Dans de nombreux foyers croates du littoral, le parfum de l'ail, de l'huile d'olive et de la morue salée longuement marinée annonce les dernières heures avant Noël. Bien avant l'invention du réfrigérateur, la morue séchée et salée voyageait depuis l'Atlantique Nord et la Norvège jusqu'à l'Adriatique par les routes commerciales vénitiennes ; sa longue conservation en fit un aliment de base dans toute l'Europe catholique. Le long de la côte dalmate et en Istrie, ce poisson conservé s'est ancré dans la vie familiale sous le nom de bakalar. Écrasé avec des pommes de terre, de l'ail et de l'huile jusqu'à obtenir une consistance pâle et onctueuse, il prend la forme connue sous le nom de bakalar na bijelo, littéralement « morue en blanc ».
Le bakalar na bijelo est un plat traditionnel de l'Avent, notamment la veille de Noël et le Vendredi saint. Pour les générations plus âgées, habituées à des traditions de jeûne plus strictes, la viande était proscrite ces jours-là, faisant du bakalar le plat festif par excellence. La morue séchée nécessitait plusieurs jours de trempage, avec des changements d'eau successifs, un rythme lent qui reflétait l'attente d'un grand festin. Même dans les foyers où le jeûne formel s'est estompé, un bol de morue pâle servi sur la table confère encore à la soirée un caractère exceptionnel.
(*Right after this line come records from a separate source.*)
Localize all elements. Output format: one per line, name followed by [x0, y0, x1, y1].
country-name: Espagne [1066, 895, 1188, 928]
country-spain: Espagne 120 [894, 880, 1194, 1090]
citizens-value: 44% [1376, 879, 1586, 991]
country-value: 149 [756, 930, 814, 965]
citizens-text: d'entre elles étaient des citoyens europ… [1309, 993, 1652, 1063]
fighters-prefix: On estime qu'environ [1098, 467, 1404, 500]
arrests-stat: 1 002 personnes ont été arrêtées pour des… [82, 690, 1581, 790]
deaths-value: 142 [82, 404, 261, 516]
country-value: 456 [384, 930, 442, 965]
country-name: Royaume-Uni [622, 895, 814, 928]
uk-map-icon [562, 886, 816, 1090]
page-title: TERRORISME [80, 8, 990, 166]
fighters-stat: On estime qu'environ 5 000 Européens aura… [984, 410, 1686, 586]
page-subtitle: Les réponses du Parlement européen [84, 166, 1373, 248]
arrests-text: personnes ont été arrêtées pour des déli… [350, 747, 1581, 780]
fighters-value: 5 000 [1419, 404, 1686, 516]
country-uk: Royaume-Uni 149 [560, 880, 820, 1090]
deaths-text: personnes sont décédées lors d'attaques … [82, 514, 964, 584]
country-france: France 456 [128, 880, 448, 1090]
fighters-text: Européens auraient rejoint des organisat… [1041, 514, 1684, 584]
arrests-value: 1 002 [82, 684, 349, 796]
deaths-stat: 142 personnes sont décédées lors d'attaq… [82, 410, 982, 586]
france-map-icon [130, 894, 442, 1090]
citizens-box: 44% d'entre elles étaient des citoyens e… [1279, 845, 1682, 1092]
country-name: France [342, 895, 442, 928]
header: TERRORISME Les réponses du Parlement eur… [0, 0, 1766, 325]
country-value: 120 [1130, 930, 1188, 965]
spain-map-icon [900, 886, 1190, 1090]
Ce plat reflète son terroir côtier. La liste des ingrédients est courte et précise : morue salée, pommes de terre, généreusement huile d’olive extra vierge, ail et persil, avec parfois un filet de lait ou de crème pour une émulsion plus onctueuse. Les pommes de terre apportent de la consistance et une douce saveur sucrée ; la morue, de la profondeur et une légère salinité aux notes de noisette, propre aux poissons conservés ; l’huile d’olive, du parfum et de la brillance. La préparation doit être crémeuse et pâle, parsemée de touches de vert apportées par les herbes, avec des filaments de morue encore visibles, plutôt que complètement réduite en purée.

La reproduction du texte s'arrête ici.